Damit diese Methode also richtig angewendet werde kann, sollte man im vorhinein bereits Meilensteine für das Projekt definieren. Wichtig hierbei ist, dass eine genaue Zeit vereinbar wird, zu welcher der Meilenstein erreicht werden soll.

Für wen diese Methode geeignet ist: Die Meilensteintrendanalyse eignet sich hervorragend für Projekte, bei denen die Abläufe klar definiert sind und die Aufgaben nacheinander abgearbeitet sind. Gerade bei Projekten mit einer geringeren Komplexität profitieren Teams von dem einfachen und doch aussagekräftigen Modell.

Für wen diese Methode geeignet ist: Teams, die nach der Agile Methode arbeiten, sollten auch die Scrum-Methode anwenden oder zumindest ausprobieren. Da Sprints in kleine Teams aufgeteilt werden, kann dieser Ansatz sowohl in kleinen als auch in großen Teams funktionieren.

Scrum

Die Scrum-Methode beinhaltet kurze Sprints, die zur Erstellung eines Projektzyklus verwendet werden. Diese Zyklen erstrecken sich jeweils über ein bis zwei Wochen und werden mit Teams von maximal zehn Personen organisiert. Diese Vorgehensweise unterscheidet sich von der Wasserfallmethode, bei der die einzelnen Aufgaben in Abhängigkeiten aufgeteilt werden.

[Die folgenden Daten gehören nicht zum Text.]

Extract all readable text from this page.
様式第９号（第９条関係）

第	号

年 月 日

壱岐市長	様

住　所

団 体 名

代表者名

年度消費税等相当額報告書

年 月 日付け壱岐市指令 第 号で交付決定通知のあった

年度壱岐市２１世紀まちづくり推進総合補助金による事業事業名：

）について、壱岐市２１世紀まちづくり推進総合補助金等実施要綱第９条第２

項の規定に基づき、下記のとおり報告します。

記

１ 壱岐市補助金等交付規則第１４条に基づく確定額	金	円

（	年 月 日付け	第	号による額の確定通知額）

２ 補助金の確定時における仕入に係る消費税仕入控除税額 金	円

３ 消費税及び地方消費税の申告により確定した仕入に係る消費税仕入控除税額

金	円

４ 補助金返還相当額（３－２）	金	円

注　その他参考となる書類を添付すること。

Scrum ist aus einer Reihe von Gründen einzigartig. Einer dieser Gründe ist der Einsatz eines Scrum Master. Mit anderen Worten, ein Projektmanager, der tägliche Scrum-Meetings, Demos, Sprints und Sprint-Retrospektiven nach Abschluss des jeweiligen Sprints leitet. Bei diesen Meetings geht es darum, die Projektbeteiligten zu vernetzen und sicherzustellen, dass die Aufgaben fristgerecht erledigt werden.

Kanban

Die Kanban-Methode stellt Project Backlogs mit visuellen Elementen, insbesondere mit Boards, dar. Dieser Ansatz wird von Agile-Teams verwendet, um Arbeitsabläufe und Projektfortschritte besser zu veranschaulichen und die Wahrscheinlichkeit von Engpässen zu verringern. In der Regel handelt es sich dabei um ein Software-Tool, mit dem sich die Boards nahtlos in die Projekte einfügen lassen, was allerdings nicht zwingend erforderlich ist.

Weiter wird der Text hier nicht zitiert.